Taxpayers deserve govt accountability
What you need to know:
The issue:
Lubowa hospital
Our view:
Our government must recognise that it holds a sacred trust with its citizens to ensure transparency, accountability and efficiency in all government projects to benefit us all.
In 2019, Parliament approved $379 million (about Shs1.4 trillion at the time) for the construction of the 264-bed capacity hospital in Lubowa, on the Kampala-Entebbe Highway. Finasi/Roko Construction Limited took over the project site at Lubowa on June 10, 2019. Then there was the Shs348 billion that the Accountant General said the developer had earlier been given for the Financial Year 2021/2022.
In March, the Ministry of Health tabled a Shs2.7 billion Supplementary Budget intended to further finance the hospital construction in the National Budget for Financial Year 2023/2024. Requests tabled by the Minister of Health, Dr Jane Ruth Aceng, showed that the money would be spent on the supervision of the works at the construction site.
But some members of the parliamentary Budget Committee demanded justification for the Lubowa hospital project, which they said had stalled.
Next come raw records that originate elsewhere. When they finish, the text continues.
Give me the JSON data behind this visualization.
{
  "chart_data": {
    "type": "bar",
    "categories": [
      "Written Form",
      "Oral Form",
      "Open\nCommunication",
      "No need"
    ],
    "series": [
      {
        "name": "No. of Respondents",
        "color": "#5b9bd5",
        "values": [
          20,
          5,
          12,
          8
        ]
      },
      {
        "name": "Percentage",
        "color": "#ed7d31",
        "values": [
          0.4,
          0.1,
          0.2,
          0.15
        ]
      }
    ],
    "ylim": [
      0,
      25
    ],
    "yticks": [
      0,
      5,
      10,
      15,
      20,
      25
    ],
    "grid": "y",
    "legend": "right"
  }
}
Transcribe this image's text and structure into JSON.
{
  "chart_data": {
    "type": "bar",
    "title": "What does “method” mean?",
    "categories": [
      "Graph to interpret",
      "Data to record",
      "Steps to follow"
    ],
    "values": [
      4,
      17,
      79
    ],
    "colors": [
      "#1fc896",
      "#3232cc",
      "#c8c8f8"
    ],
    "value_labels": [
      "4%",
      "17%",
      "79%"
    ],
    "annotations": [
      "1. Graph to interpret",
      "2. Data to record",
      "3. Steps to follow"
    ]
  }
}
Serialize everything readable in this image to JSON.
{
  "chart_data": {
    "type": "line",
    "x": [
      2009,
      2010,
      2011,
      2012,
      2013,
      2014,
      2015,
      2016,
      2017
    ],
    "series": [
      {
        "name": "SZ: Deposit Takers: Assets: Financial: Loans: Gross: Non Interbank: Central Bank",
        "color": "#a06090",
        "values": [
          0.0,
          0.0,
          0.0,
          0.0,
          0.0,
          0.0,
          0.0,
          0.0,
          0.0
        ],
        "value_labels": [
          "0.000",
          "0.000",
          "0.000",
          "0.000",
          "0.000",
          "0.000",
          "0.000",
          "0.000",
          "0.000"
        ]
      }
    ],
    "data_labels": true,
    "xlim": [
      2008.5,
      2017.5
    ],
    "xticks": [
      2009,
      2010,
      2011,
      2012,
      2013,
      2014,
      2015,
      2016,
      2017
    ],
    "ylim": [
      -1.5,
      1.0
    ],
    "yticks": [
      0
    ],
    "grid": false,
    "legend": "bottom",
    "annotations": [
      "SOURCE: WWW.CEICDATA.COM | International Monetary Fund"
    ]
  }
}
In fact, the committee chairman, also Koboko Municipality MP, Dr Charles Ayume, said: “I think the issue of Lubowa is brain-dead, we just have to plug off the life support and we escort it to the mortuary, in my opinion as the chairperson of the committee.” The government still paid a deaf ear.
According to Transparency International, a local hospital in Uganda built on similar terms costs $25 million (about Shs93 billion). But for comparison, the Lubowa hospital project is costing approximately 16 times more than the other hospitals. This is blamed on the flawed procurement process of this project, which has seen many other issues come up along the way.
On Thursday last week, when this publication conducted a site visit to the multibillion hospital whose construction has been a subject of public debate since 2019, Mr Tonny Abet, our health reporter, was arrested by police. He was held incommunicado without the knowledge of, or access to lawyers for more than 24 hours, charged with criminal trespass before he was released the following day. In short, it is now criminal to even dare seek accountability for taxpayers’ money in this project.
While this project held immense promise for our nation’s health sector, it has also posed significant challenges in terms of accountability. Our government must recognise that it holds a sacred trust with its citizens to ensure transparency, accountability and efficiency in all government projects to benefit us all. Accountability is not an option; it is an imperative that we must demand and expect from our government.